The corporate reformers are watching their grandiose plans fall apart, and I suspect they are getting worried; their deep-pocketed backers wanted to see results by the end of the year, and it increasingly looks like that simply isn't going to happen. So they're shifting the goalposts and toning down their rhetoric. The preferred outcomes are now more modest, and the new tone is reasonable and conciliatory.
Witness today's op-ed from B4K's Derrell Bradford, featuring his new, wonky sales pitch:
The state Department of Education currently is piloting an overhaul of teacher evaluation in New Jersey consistent with the guidance of President Barack Obama and U.S. Secretary of Education Arne Duncan. The pilot makes student learning, demonstrated in a variety of objective manners, a key factor in how teachers are evaluated. My organization, B4K, supports the pilot program and using student learning as a significant factor to determine if teachers are awarded tenure.As I pointed out at the time, this "pilot" didn't even allow time for a real analysis of its outcomes before the system was imposed by the state on districts next year. ACTING Commissioner Cerf seems to have backed off on the timetable, because there's still plenty of evidence the state is no where near ready to implement a system that tracks this huge set of data. Maybe if they had started out with an advisory group that included actual teachers, instead of unqualified lobbyists like Bradford, they would have come up with something that actually had a chance of working.

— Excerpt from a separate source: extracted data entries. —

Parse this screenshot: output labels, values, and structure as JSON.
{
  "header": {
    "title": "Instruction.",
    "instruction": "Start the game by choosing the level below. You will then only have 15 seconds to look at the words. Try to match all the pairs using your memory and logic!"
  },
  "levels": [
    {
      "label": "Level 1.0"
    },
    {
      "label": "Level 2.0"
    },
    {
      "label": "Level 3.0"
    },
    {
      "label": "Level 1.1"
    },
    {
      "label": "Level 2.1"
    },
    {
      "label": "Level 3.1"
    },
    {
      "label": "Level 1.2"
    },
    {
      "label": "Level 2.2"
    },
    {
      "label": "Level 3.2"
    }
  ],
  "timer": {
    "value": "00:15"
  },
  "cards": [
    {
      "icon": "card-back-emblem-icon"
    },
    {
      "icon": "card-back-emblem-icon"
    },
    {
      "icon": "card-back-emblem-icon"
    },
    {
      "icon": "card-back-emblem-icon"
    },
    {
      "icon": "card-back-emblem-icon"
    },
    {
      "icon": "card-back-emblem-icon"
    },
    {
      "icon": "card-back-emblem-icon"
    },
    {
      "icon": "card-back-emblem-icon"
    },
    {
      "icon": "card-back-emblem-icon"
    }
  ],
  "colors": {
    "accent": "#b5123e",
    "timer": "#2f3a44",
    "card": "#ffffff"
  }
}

The Department of Education’s evaluation pilot program makes objective measures of student performance constitute 50 percent of a teacher’s evaluation, with the remaining 50 percent being grounded in more traditional teacher observation against a high-quality rubric approved by the department. More importantly, both halves of this framework are flexible, with the objective 50 percent allowing districts to make as little as 35 percent of a teacher’s total evaluation linked to statewide standardized assessments (the rest can be district-created assessments or school-based measures).Oh, please: do you really think cash-strapped districts are going to spend money - let alone instructional time - on assessments other than the state tests they have to give anyway? And I'd like to know if Bradford agrees with what's happening down in Tennessee, where PE teachers pick which school-wide results on state tests (like writing or math) they want included in their evaluations. Because that's exactly what could - and probably will - happen under his proposal.

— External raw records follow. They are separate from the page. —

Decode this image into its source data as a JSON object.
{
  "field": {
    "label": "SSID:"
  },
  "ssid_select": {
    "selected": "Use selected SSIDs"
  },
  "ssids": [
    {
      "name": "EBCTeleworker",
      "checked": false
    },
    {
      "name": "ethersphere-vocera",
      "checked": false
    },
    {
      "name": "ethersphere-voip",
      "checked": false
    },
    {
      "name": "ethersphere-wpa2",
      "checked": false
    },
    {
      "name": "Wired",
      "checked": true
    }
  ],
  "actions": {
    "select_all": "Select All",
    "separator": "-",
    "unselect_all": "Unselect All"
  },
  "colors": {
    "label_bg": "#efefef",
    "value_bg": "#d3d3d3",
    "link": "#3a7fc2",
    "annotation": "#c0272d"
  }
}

Moreover, those measures assess student achievement based on growth (how much did students learn over time), not as a single data point. The remaining, subjective 50 percent allows for competition among evaluation rubrics, as districts work to find the right fit. It also changes the rating system to four categories from two.Which means students taking MORE standardized tests, as the teachers can only be held to account for what happens in their classrooms during the school year - not the year before and not during the summer. I'll bet the testing industry is licking their chops at that. I can see it now: teachers and principals deliberately trying to get kids to score as low as possible in the fall the exaggerate gains in the spring.

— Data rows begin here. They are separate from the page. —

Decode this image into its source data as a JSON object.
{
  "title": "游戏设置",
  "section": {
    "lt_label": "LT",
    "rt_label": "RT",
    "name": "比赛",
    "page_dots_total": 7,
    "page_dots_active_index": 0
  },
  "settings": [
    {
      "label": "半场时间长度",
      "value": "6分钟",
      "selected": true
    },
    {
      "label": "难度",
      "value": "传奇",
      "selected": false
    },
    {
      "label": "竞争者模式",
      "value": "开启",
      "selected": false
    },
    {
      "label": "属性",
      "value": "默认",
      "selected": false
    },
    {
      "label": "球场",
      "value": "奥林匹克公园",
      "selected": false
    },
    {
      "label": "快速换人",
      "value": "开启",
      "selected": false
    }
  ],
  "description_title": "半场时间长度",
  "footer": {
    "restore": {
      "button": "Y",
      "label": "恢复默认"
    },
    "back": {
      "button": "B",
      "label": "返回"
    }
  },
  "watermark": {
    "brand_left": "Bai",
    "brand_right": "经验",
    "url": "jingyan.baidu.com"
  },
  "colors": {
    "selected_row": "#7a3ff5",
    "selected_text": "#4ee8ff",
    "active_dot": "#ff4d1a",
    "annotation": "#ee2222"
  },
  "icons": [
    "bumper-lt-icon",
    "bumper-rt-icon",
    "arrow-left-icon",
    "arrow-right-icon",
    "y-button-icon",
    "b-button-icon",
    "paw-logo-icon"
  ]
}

Bradford's use of the word "growth," by the way, is quite deliberate: the NJDOE is pushing for Student Growth Percentages (SGPs) to be used in teacher evaluations. So there will be no effort made to try to correct for student characteristics and home environment, even though that has a far larger effect on test scores than anything that happens in school. And no accounting for the fact that students are not assigned randomly to teachers, so principals can reward favored employees and punish others. And no accounting for the biased and unreliable nature of the tests themselves. Or the fact that no matter the percentage of the evaluation, an inflexible number becomes all of the actual decision.
Hey, but no worries! Turns out these tests tell us the same thing as observations!
The University of Chicago, in its study “Rethinking Teacher Evaluation in Chicago,” found there “is a strong relationship between classroom observation ratings and value added measures, and the relationship holds for math and reading test scores. In the classrooms of highly rated teachers, students showed the most growth; in the classrooms of teachers with low observation ratings, students showed the least growth.”So, the tests confirm what the observations already tell you. Then why have the tests at all? And why try to classify teachers into several levels based on those tests, when the tests - which Bradford himself admits have high error rates - are clearly incapable of that level of precision?
Bradford also ventures into tenure reform in his piece, but curiously leaves out B4K's previous demands that tenure appeals be contained within the system. Maybe he finally understands that taxpayers do not want their schools turned into a bunch of little patronage machines, and that a tenure hearing without an appeal outside the district isn't tenure at all.
And he's pretty much given up on merit pay, which doesn't work. He's going to take established programs like National Board Certification, tweak them a little, and try to claim them as his own. Whatever.
But notice what's missing here: no charter schools. No vouchers. No NJEA bashing.
Bradford is making a last stand on incorporating test scores into teacher evaluations, a practice that is already the status quo in much of the country. Where's the bold new thinking? Where's the courage to stand up for the children? What we have here are the first pieces of evidence of retreat. They made their case, and it has been found wanting.
This isn't over. But the momentum is shifting.